I don't know, but Jim and you seem to think someone stated it is ok. Where did that happen?
 
Shouldn't some librul in this thread say "if Chimpy did it, then Barky can do it"?

Ohhhh, hesh my mouth. I believe it was said. :shrug:

Where Cerise? Where was it said?

You seem to be ignoring the fact that 0bama has been compiling his enemies list:

What makes you think I'm ignoring the news?

Civil liberties infringements are suddenly O.K. with you?

Where did I say that?

So are you ready to admit you were wrong when you said Bush was just wiretapping known terrorists yet? I asked this before but you seem to be ignoring the facts for some reason.
 
Just curious... if Cerise had posted nothing at all about Bush, and simply posted the article... what would you have had to say about it then?
 
Where Cerise? Where was it said?

#34


What makes you think I'm ignoring the news?

Where did I say that?


I didn't say you did.
A "?" at the end of a sentence makes it a question.

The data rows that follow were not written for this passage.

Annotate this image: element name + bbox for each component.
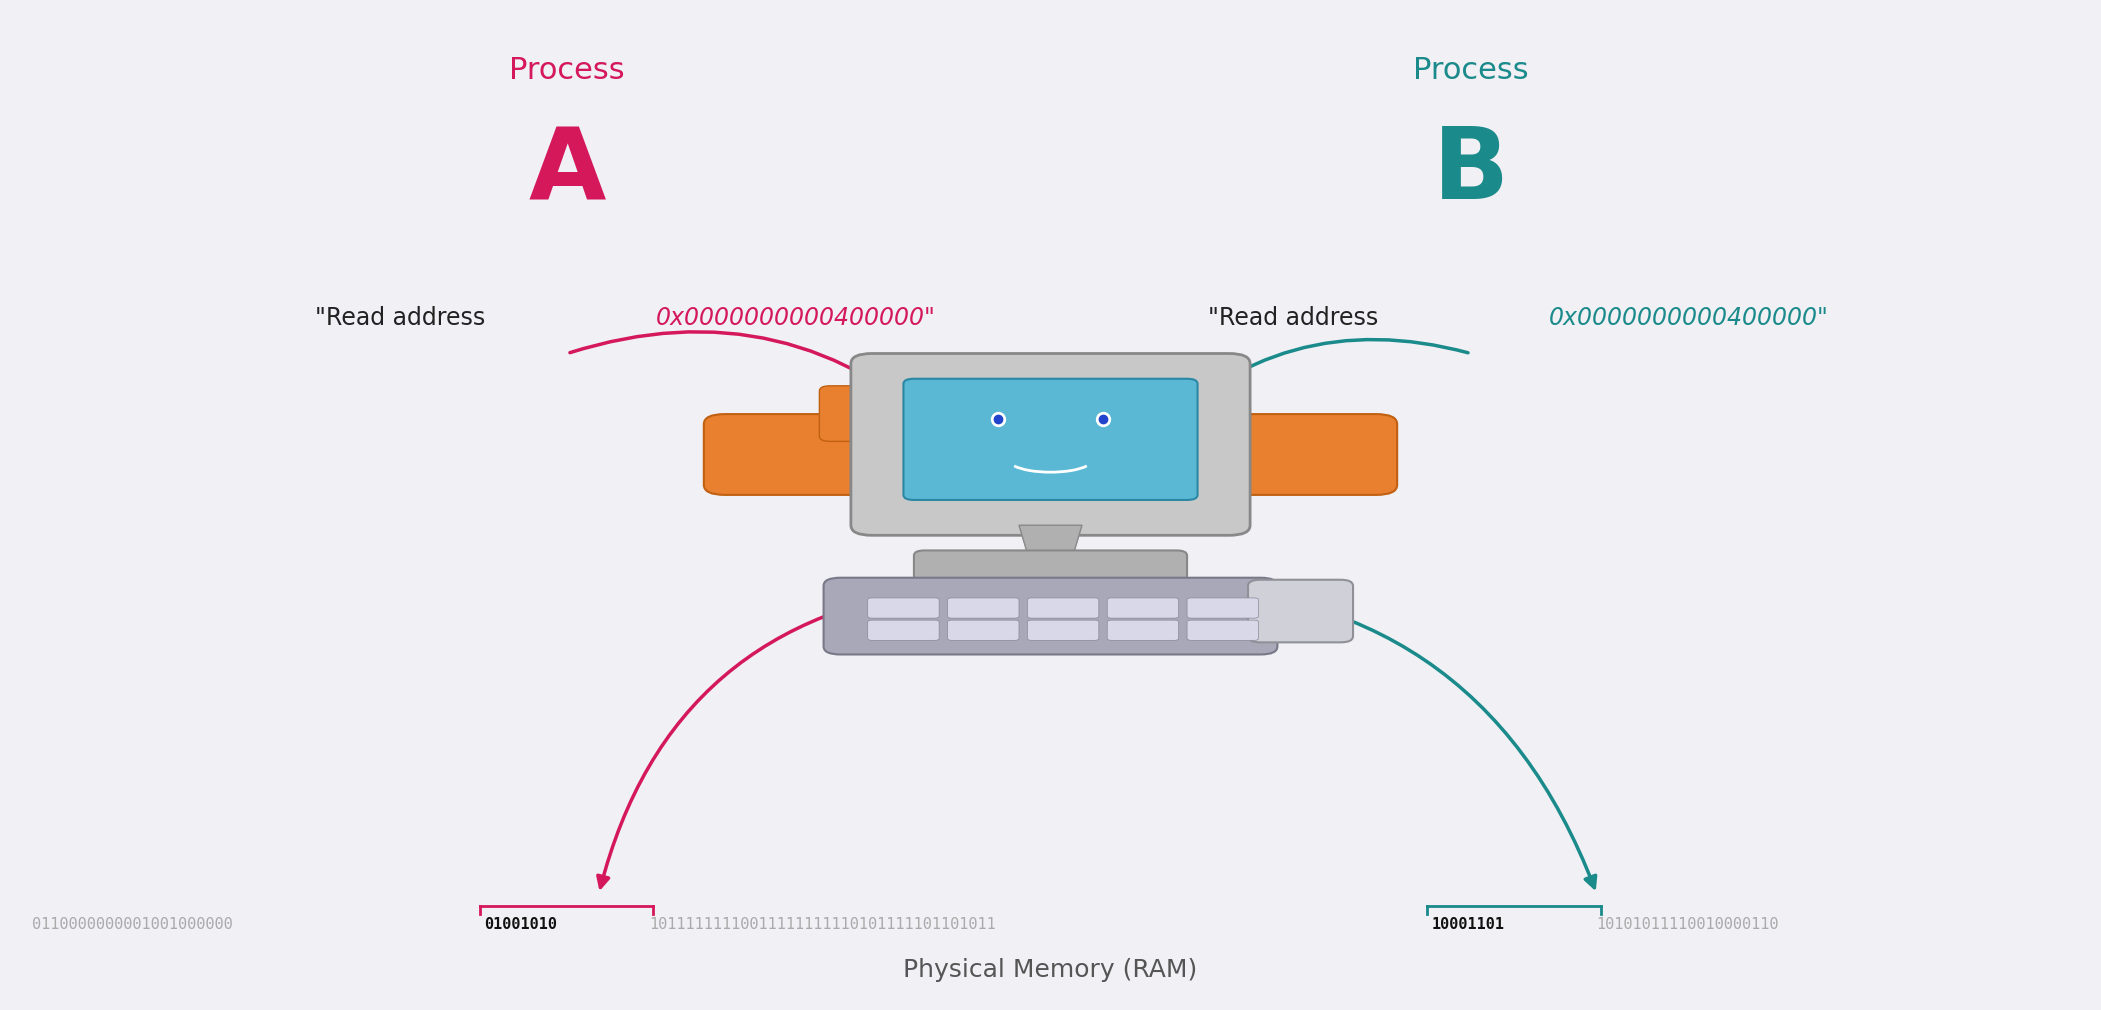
FancyBboxPatch shape <box>819 386 887 441</box>
Text: Process: Process <box>508 57 626 85</box>
Text: 10101011110010000110: 10101011110010000110 <box>1597 917 1780 931</box>
Text: 0110000000001001000000: 0110000000001001000000 <box>32 917 233 931</box>
FancyBboxPatch shape <box>1027 620 1099 640</box>
FancyBboxPatch shape <box>1107 620 1179 640</box>
Text: "Read address: "Read address <box>1208 306 1387 330</box>
FancyBboxPatch shape <box>1187 620 1258 640</box>
FancyBboxPatch shape <box>903 379 1198 500</box>
Text: A: A <box>529 123 605 220</box>
Text: Physical Memory (RAM): Physical Memory (RAM) <box>903 957 1198 982</box>
FancyBboxPatch shape <box>868 620 939 640</box>
FancyArrowPatch shape <box>569 332 954 442</box>
Text: Process: Process <box>1412 57 1530 85</box>
Text: 10001101: 10001101 <box>1431 917 1504 931</box>
Text: 01001010: 01001010 <box>485 917 557 931</box>
FancyBboxPatch shape <box>1027 598 1099 618</box>
FancyBboxPatch shape <box>914 550 1187 581</box>
FancyBboxPatch shape <box>948 598 1019 618</box>
FancyBboxPatch shape <box>868 598 939 618</box>
FancyBboxPatch shape <box>1187 598 1258 618</box>
FancyArrowPatch shape <box>599 586 954 888</box>
FancyArrowPatch shape <box>1147 339 1469 442</box>
Text: "Read address: "Read address <box>315 306 494 330</box>
FancyBboxPatch shape <box>1107 598 1179 618</box>
FancyArrowPatch shape <box>1147 586 1595 888</box>
FancyBboxPatch shape <box>1248 580 1353 642</box>
FancyBboxPatch shape <box>704 414 893 495</box>
Text: B: B <box>1433 123 1509 220</box>
Text: 0x0000000000400000": 0x0000000000400000" <box>1548 306 1828 330</box>
Text: 10111111110011111111110101111101101011: 10111111110011111111110101111101101011 <box>649 917 996 931</box>
Text: 0x0000000000400000": 0x0000000000400000" <box>656 306 935 330</box>
FancyBboxPatch shape <box>1208 414 1397 495</box>
FancyBboxPatch shape <box>824 578 1277 654</box>
FancyBboxPatch shape <box>851 354 1250 535</box>
FancyBboxPatch shape <box>948 620 1019 640</box>
Polygon shape <box>1019 525 1082 561</box>
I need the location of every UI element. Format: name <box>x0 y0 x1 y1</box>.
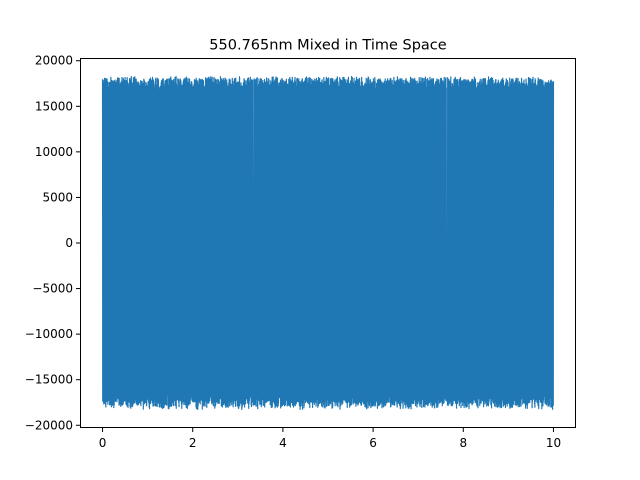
y-tick-label: −15000 <box>25 373 73 387</box>
x-tick-label: 6 <box>369 436 377 450</box>
y-tick-label: −10000 <box>25 327 73 341</box>
signal-series <box>101 75 555 411</box>
y-tick-label: −20000 <box>25 418 73 432</box>
chart-title: 550.765nm Mixed in Time Space <box>209 38 446 54</box>
signal-line <box>101 75 555 411</box>
x-tick-label: 4 <box>279 436 287 450</box>
y-tick-label: 15000 <box>35 99 73 113</box>
y-tick-label: −5000 <box>32 282 73 296</box>
x-tick-label: 0 <box>99 436 107 450</box>
y-tick-label: 10000 <box>35 145 73 159</box>
x-tick-label: 10 <box>546 436 561 450</box>
x-axis: 0 2 4 6 8 10 <box>99 428 561 450</box>
y-tick-label: 5000 <box>42 190 73 204</box>
x-tick-label: 8 <box>459 436 467 450</box>
x-tick-label: 2 <box>189 436 197 450</box>
plot-frame <box>80 58 576 428</box>
y-tick-label: 0 <box>65 236 73 250</box>
y-tick-label: 20000 <box>35 54 73 68</box>
y-axis: −20000 −15000 −10000 −5000 0 5000 10000 15000 20… <box>25 54 80 432</box>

But since you brought it up, how do you feel about 0bama's infringements of civil liberties? What is your opinion on 0bama's Domestic Spy Program?


So are you ready to admit you were wrong when you said Bush was just wiretapping known terrorists yet? I asked this before but you seem to be ignoring the facts for some reason.


I wasn't wrong. You are.

:shrug:
 

He makes a good point. You obvously don't have a problem with warrantless wiretaps.

I didn't say you did.
A "?" at the end of a sentence makes it a question.

But since you brought it up, how do you feel about 0bama's infringements of civil liberties? What is your opinion on 0bama's Domestic Spy Program?

I believe wiretaps should require awarrant as I already stated.

I wasn't wrong. You are.

:shrug:

No Cerise. It has been clearly proven in this thread that Bush was spying on far more than known terrorists. That makes you wrong.
 
So if it turns out that the Obama administration is carrying out warrantless wiretaps, as it currently appears, that would be a point of contention between you and the admin?
 
Yep, sure would. Seems pretty unrealistic to support everything a pres does regardless of your political orientation.